Some conditional deals may also time out due to delays in satisfying conditions. But on the regulatory front at least, the actual impact is uncertain. Application processing at the Overseas Investment Office and Commerce Commission may be affected by the current situation (people working from home etc), but a drop off in transaction volumes could also mean that timeframes are unaffected.
If the buyer can’t get out of the deal but, as a result of the situation caused by the virus, the buyer can point to a seller warranty breach, a party holding warranty and indemnity (W&I) insurance may look to the insurer to respond and provide at least some compensation for the deterioration in the target related to the breach.

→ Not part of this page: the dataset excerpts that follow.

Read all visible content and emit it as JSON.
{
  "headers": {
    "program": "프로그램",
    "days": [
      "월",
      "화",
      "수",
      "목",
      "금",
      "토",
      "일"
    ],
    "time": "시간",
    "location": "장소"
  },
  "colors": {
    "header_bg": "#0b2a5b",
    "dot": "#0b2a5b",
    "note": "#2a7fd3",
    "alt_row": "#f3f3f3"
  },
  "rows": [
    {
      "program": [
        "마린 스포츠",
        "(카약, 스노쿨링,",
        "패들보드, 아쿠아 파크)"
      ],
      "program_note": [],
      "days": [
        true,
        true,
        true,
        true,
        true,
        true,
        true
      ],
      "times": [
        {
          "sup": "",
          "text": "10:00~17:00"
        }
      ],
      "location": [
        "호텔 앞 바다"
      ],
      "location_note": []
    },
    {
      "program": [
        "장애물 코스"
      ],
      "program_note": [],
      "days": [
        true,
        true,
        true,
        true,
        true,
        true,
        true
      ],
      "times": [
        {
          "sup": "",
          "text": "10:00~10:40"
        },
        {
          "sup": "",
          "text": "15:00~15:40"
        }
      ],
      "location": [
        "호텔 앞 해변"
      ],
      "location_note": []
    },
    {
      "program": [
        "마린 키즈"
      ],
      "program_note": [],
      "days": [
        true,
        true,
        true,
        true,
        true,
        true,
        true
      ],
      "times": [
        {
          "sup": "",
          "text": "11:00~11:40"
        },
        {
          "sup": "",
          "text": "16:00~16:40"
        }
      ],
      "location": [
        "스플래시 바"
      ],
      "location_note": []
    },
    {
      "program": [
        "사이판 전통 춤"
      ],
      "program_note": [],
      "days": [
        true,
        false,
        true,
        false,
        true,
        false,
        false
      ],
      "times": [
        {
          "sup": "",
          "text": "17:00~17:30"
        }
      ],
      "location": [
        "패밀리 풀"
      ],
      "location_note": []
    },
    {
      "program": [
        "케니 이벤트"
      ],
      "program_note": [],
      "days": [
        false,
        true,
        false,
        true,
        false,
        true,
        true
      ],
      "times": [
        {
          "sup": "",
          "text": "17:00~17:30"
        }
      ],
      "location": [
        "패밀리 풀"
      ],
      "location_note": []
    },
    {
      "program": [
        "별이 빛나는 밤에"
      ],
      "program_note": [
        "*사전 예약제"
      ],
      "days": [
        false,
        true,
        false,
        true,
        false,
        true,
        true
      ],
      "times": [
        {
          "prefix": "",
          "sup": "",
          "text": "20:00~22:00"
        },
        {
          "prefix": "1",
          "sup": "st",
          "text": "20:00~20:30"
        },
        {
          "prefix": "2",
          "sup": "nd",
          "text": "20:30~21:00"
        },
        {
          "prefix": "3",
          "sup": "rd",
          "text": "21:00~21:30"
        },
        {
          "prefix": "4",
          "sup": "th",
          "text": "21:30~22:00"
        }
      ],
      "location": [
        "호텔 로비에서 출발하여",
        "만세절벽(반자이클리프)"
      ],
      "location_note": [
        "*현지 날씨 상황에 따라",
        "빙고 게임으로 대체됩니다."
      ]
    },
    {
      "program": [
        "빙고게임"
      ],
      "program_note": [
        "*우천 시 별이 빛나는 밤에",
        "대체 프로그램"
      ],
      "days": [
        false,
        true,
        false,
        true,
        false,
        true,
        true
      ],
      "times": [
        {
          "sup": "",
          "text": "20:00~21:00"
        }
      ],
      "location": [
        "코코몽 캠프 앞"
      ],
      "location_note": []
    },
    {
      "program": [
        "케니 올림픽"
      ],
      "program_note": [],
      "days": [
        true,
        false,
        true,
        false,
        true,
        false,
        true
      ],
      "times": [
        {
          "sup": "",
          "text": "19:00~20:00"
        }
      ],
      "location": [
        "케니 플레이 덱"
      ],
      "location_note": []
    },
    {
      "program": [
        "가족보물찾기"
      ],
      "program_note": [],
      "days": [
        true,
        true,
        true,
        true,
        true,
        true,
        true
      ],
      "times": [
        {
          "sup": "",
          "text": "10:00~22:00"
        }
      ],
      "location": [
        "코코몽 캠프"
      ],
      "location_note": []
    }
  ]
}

But (even assuming the policy doesn’t exclude loss resulting from a pandemic), W&I insurance typically excludes cover for ‘new breaches’, ie any matter that arises after signing that would breach a completion warranty but becomes known to the buyer before completion.
Buyers will also need to check the MAC clause in their financing to ensure they are not going to lose their transaction debt funding.
The next wave of deals
What will happen when things stabilise?
Private equity firms and funds have a lot of ‘dry powder’ (at least theoretically, but there may be questions over whether their investors will be willing or able to meet capital calls). They will be looking to benefit from lower valuations and to pick up distressed assets. Sellers will however only be looking to sell if they have to or where they feel valuations are not artificially low.
Expect to see more flexible pricing to bridge market uncertainty, such as earn outs and more scrip deals where the buyer pays in its own shares.
Perhaps buyers will have to take pandemic risk, now it’s a known risk. But also expect to see more MAC clauses and other buyer protections given the market volatility and that it is likely to be a buyer’s market for a period.
Let’s hope the downturn is V shaped – short and with a steep upturn as human ingenuity and resilience solves the present challenge and normality begins to return.